The Pectus Up is introduced at the European Congress in Paris after five years of experience
Ventura Medical Technologies’ team joined Parc Taulí Hospital of Sabadell in the 19th European Pediatric Surgeons’ Association Congress that was held last June in Paris (France). In the congress, the comparative results between the innovative Pectus Up technique and the Nuss method, both used for the treatment of the Pectus Excavatum, were introduced.
Dr. Josué Eduardo Betancourth-Alvarenga, associate of the Pediatric Surgery Service of the Hospital Taulí, was in charge of presenting five years of experience with the Pectus Up. The study included data on the first patients operated on in the clinical trial, started in 2012, up to the last, intervened in 2016. Through all these years, the minimally invasive Pectus Up surgical technique, as well as the implant itself, have undergone different evolutions to improve the results and thus avoid any recurrence that could arise in its initial development stages.

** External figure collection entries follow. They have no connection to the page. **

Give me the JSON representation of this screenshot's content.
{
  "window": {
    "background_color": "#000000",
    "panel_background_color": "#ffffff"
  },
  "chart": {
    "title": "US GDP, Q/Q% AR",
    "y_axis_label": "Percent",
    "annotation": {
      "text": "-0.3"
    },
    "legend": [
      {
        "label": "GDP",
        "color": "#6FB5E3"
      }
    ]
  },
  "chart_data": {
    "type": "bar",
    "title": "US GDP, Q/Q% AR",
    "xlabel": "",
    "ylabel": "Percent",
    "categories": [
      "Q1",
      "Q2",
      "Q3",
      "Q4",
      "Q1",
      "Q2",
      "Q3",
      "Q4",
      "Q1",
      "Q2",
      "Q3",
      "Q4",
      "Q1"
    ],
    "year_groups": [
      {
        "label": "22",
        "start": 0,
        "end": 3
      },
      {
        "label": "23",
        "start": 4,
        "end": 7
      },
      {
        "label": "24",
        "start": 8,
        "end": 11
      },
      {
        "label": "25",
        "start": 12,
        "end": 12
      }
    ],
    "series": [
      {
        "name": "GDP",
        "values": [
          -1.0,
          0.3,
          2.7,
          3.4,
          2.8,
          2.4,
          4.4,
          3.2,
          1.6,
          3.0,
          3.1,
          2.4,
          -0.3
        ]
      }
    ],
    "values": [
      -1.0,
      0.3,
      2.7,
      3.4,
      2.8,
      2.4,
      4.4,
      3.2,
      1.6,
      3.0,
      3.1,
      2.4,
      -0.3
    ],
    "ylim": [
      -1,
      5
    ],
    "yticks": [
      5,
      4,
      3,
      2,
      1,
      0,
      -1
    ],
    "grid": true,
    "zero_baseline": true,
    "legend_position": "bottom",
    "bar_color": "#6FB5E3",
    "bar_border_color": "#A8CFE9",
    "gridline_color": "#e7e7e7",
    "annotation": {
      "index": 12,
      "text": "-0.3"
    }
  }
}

The study concluded that the Pectus Up, despite being a recently developed technique, represents a safe and effective treatment for patients affected by Pectus Excavatum, with similar results to the use of a method with over 20 years of evolution, as is Nuss’s, but with remarkable advantages over the latter.
Pectus Up reduces the time in the operating room, postoperative pain and hospital stay, but the main advantage of the technique lies in the fact that it is extrathoracic, therefore it does not invade the mediastinum or the pleural cavity, thus reducing the risk of damaging the vital organs of the thorax; in short, a good alternative in the fixing of the Pectus Excavatum.
During the congress, Pectus Up results were also presented when used as a hybrid technique in minimally invasive interventions for patients with a severe Pectus Excavatum index (Haller Index). In this case, the bottom line is that as a result of the experience gained in Hospital Taulí, the Pectus Up is also considered a safe and reproducible procedure to reduce the potential life-threatening risks for the patient, when used as a complement to other surgical techniques.